The first half of Con City works really well as a result. Each scam is given the right amount of time for it to make sense, and there’s a desperation to the scale of these scams getting bigger. Of these, Saravanan’s electricity board printer scam feels most original and also oddly plausible. There are several important junctures at which the film makes us believe that we too may have done the same, if we were ever pushed to that point.
It’s when we come to the other characters that we feel their presence was rushed and convenient. If Mithra begins by imitating a con job that she fell prey to, Janaki and Jackie’s scam is played more for laughs. It doesn’t fully come together properly in the head but their sub-plot is always fun because Vadivukarasi is having the time of her life playing this dubious woman. She steals every scene she’s in, and it’s even funnier because her character manipulates the notion people have about a hapless, ageing woman.
But the issues begin once the film moves into its second half. The found-family film switches into a full-blown con game involving an entire city. From an intimate comedy with a handful of characters, the film begins to throw new people at us with each passing scene. And instead of spending the rest of its runtime detailing this one con job, it pushes itself too deeply into smaller aspects that do not sit well with the larger picture. In one instance, the film takes as much as 15 minutes to explain how this family distracts a journalist to put out a piece of fake news.
In hindsight, it doesn’t make sense why this sequence was given so much screentime and everything that follows feels rushed to a point where we’re grappling to understand where it all fits. An emotional song about Saravanan and Jeeva pops out of nowhere and another sequence involving Thambi Ramiah is so gratingly over-the-top that you sense the film slipping away. From the smaller, lighter details that made the film fun, we begin to feel like the film’s throwing everything at us, hoping some of it would stick.
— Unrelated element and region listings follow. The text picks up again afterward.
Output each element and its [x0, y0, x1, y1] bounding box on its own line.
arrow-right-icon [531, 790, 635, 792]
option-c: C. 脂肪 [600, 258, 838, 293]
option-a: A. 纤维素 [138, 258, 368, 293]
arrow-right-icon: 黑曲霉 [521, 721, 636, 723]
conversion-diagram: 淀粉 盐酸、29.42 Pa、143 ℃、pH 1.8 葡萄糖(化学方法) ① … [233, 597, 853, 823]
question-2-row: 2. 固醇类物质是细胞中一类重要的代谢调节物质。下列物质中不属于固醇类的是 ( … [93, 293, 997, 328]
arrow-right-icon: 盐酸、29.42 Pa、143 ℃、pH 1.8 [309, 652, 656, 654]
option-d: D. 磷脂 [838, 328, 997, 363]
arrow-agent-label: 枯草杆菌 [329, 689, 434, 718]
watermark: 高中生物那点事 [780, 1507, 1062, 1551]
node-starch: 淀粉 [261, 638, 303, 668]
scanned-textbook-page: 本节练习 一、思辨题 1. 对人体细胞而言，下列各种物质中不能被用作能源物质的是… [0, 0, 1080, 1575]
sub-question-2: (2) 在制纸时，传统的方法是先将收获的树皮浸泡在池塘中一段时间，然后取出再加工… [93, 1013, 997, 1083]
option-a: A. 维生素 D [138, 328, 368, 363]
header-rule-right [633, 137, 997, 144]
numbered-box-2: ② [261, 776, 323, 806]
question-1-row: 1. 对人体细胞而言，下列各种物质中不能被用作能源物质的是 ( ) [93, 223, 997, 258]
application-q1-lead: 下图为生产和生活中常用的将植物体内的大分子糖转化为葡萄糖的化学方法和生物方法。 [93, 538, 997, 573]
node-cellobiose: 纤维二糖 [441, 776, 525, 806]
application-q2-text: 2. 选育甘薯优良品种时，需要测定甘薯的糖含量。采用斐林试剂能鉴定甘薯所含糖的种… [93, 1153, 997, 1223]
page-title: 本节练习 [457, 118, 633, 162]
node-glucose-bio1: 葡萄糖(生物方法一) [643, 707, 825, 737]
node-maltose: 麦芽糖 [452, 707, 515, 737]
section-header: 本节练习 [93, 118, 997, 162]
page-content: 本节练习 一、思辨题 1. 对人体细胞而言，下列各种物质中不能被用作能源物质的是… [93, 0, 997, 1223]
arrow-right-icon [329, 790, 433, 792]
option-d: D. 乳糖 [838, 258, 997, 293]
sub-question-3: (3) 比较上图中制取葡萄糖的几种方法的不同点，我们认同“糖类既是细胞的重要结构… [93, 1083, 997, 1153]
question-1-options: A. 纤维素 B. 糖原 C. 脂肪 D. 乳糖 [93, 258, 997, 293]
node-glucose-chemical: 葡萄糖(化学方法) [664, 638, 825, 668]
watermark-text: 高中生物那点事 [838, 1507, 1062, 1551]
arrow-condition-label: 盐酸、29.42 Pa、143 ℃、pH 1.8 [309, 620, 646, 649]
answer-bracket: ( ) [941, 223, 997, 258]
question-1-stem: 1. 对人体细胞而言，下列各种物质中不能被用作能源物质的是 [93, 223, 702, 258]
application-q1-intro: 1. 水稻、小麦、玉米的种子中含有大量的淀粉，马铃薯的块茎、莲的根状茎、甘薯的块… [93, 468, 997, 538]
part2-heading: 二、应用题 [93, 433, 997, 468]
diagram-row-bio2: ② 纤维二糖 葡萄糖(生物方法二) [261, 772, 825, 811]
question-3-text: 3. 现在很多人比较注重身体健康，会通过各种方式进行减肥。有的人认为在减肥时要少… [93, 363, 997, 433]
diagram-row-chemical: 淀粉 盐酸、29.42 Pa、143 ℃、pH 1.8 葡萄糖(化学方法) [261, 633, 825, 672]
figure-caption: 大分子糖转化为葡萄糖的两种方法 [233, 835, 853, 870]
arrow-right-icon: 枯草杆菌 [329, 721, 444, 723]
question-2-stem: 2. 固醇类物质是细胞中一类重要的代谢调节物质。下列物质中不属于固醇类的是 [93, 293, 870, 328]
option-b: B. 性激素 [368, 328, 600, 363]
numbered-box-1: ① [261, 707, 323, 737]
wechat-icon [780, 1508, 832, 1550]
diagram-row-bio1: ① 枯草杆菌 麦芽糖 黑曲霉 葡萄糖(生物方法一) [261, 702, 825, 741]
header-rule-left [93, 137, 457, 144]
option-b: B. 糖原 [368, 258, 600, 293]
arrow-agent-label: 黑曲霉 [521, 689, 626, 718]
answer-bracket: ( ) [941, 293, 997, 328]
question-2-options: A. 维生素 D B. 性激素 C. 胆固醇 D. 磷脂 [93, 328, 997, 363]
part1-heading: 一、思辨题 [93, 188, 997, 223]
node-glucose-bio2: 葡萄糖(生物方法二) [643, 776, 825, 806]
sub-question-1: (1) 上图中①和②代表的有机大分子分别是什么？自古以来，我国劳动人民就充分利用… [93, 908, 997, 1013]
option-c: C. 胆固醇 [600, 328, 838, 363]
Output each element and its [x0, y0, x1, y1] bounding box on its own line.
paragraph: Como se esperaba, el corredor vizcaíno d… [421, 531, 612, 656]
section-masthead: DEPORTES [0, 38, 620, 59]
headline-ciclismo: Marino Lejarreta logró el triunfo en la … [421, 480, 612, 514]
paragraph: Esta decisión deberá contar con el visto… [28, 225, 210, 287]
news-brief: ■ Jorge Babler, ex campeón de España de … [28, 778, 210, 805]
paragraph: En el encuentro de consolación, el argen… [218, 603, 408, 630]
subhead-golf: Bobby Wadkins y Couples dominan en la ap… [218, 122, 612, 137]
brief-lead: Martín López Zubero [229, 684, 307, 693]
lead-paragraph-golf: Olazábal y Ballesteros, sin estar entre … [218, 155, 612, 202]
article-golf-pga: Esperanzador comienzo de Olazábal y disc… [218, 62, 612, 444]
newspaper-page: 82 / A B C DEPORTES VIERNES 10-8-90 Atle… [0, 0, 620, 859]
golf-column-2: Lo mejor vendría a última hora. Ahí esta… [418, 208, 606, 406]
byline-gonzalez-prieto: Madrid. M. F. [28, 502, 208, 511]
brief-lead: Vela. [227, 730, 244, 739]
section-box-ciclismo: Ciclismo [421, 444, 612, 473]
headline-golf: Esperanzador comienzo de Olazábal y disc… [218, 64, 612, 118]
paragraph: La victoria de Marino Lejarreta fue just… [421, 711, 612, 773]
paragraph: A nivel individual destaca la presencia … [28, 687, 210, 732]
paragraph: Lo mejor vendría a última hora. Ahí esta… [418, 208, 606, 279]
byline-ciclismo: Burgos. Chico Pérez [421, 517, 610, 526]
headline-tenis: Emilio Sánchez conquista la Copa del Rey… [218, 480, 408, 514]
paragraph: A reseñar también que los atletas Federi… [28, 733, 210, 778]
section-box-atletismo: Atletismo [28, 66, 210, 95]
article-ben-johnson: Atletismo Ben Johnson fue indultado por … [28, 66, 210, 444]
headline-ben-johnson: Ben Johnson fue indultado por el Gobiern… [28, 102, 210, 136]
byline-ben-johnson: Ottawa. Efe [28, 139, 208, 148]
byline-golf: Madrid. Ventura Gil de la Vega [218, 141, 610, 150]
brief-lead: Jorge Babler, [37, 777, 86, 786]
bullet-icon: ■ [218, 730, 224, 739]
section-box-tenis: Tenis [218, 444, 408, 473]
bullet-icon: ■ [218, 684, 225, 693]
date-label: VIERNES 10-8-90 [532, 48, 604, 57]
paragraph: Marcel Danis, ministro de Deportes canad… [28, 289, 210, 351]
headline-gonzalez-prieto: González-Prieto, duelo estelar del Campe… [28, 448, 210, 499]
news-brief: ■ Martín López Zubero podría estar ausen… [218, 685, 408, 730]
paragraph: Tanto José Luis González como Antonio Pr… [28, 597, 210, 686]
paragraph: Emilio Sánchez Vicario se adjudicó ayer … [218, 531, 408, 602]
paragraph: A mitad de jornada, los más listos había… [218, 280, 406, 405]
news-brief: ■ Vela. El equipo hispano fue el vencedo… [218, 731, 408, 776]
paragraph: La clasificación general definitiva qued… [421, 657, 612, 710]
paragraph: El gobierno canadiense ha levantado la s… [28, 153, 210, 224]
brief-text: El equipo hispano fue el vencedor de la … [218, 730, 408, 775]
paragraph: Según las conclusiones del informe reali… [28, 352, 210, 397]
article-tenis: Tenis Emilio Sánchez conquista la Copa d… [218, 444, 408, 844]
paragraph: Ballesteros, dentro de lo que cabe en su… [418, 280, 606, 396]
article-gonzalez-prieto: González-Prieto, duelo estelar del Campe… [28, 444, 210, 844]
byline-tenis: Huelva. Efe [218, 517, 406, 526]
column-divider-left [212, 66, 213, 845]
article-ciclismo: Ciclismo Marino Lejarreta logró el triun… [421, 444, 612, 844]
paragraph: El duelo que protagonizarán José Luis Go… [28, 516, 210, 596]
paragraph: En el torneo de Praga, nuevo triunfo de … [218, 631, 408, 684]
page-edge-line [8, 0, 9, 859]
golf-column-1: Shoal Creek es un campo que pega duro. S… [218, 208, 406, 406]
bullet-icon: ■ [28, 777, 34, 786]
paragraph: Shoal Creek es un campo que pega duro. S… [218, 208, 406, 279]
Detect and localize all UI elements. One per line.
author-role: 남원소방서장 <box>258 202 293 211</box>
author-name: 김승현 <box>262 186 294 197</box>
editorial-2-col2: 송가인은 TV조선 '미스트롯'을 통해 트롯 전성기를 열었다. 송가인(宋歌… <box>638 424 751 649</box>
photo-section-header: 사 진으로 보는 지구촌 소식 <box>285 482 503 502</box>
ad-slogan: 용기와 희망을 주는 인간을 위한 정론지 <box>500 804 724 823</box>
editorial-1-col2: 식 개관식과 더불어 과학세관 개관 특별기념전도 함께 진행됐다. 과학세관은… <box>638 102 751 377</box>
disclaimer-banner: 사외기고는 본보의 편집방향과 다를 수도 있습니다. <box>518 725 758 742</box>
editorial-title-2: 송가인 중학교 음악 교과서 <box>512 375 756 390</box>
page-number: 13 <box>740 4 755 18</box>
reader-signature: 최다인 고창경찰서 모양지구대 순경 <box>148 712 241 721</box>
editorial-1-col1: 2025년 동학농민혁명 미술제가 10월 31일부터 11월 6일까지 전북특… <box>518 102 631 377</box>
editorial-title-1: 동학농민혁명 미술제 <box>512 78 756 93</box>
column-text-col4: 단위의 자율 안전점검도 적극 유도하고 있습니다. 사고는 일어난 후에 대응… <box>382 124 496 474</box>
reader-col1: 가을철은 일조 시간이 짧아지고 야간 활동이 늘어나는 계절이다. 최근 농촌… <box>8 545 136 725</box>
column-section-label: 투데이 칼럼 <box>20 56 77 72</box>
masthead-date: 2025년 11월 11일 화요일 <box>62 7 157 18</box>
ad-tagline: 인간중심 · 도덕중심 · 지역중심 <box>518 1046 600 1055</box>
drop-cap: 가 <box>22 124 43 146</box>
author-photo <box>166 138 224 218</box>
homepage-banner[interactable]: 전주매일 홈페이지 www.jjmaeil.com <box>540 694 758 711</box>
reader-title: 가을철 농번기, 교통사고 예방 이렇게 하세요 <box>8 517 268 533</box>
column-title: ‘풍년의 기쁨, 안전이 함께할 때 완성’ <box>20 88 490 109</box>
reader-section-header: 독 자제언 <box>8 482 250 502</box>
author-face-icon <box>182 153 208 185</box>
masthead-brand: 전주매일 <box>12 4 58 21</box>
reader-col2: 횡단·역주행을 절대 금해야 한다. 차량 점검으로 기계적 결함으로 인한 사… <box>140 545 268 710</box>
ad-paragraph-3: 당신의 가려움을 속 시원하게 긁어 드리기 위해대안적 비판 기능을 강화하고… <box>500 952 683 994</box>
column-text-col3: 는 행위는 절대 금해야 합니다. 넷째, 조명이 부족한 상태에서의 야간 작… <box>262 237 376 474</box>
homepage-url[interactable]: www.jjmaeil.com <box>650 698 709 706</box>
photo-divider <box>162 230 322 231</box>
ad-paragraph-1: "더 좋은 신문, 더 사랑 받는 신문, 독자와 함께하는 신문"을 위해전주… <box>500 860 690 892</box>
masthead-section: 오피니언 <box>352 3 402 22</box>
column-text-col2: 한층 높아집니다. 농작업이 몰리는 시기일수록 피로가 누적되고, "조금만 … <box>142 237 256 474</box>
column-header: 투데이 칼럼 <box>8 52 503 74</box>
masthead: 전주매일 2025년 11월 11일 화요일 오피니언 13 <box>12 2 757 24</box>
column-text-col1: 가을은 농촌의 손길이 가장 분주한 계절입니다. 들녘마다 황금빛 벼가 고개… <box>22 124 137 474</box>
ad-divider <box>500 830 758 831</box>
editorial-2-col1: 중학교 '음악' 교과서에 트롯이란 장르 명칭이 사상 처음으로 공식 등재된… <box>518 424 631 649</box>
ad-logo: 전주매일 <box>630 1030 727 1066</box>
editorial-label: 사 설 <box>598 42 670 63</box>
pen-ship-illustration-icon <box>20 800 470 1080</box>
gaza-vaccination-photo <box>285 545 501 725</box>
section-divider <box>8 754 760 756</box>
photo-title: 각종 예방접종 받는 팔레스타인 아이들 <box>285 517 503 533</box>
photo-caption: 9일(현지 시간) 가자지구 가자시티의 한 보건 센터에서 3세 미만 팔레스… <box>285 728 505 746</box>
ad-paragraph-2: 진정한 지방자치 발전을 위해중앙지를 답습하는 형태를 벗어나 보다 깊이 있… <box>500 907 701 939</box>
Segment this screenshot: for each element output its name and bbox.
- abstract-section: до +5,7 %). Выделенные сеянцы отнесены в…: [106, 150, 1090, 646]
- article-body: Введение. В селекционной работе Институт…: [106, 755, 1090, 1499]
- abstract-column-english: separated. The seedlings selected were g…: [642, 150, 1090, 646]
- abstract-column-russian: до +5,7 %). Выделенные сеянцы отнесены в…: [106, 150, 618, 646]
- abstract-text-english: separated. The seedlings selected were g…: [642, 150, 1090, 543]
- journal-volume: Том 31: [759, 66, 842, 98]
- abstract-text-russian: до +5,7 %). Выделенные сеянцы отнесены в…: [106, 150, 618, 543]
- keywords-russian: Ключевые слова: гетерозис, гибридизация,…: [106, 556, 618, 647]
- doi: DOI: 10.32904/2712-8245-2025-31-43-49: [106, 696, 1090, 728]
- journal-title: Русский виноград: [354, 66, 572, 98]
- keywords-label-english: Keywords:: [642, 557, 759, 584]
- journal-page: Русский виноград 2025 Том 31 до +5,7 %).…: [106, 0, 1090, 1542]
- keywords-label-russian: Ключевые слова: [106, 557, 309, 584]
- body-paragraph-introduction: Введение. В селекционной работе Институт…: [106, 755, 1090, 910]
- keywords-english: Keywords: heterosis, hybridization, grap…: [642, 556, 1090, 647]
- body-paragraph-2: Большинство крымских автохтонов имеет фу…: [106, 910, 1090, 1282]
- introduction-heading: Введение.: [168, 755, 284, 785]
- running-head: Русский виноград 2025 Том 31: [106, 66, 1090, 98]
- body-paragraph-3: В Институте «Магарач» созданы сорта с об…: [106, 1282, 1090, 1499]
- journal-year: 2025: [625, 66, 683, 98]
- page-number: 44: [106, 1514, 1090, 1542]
The cleverness of the smaller scams begin to disappear and as the film settles into a predictable pattern. From consistently amusing, the humour begins to feel like a rarity. The effort to make something appear cool or funny becomes obvious and a film that began with great promise, suddenly starts to feel desperate. With all its pacing and detailing issues, Con City may have worked a lot better as a mini-series with enough time and importance given to the many scams that make up its runtime. But with its detour into a toll booth scam, it ends up as a comedy that takes a serious toll on one’s patience.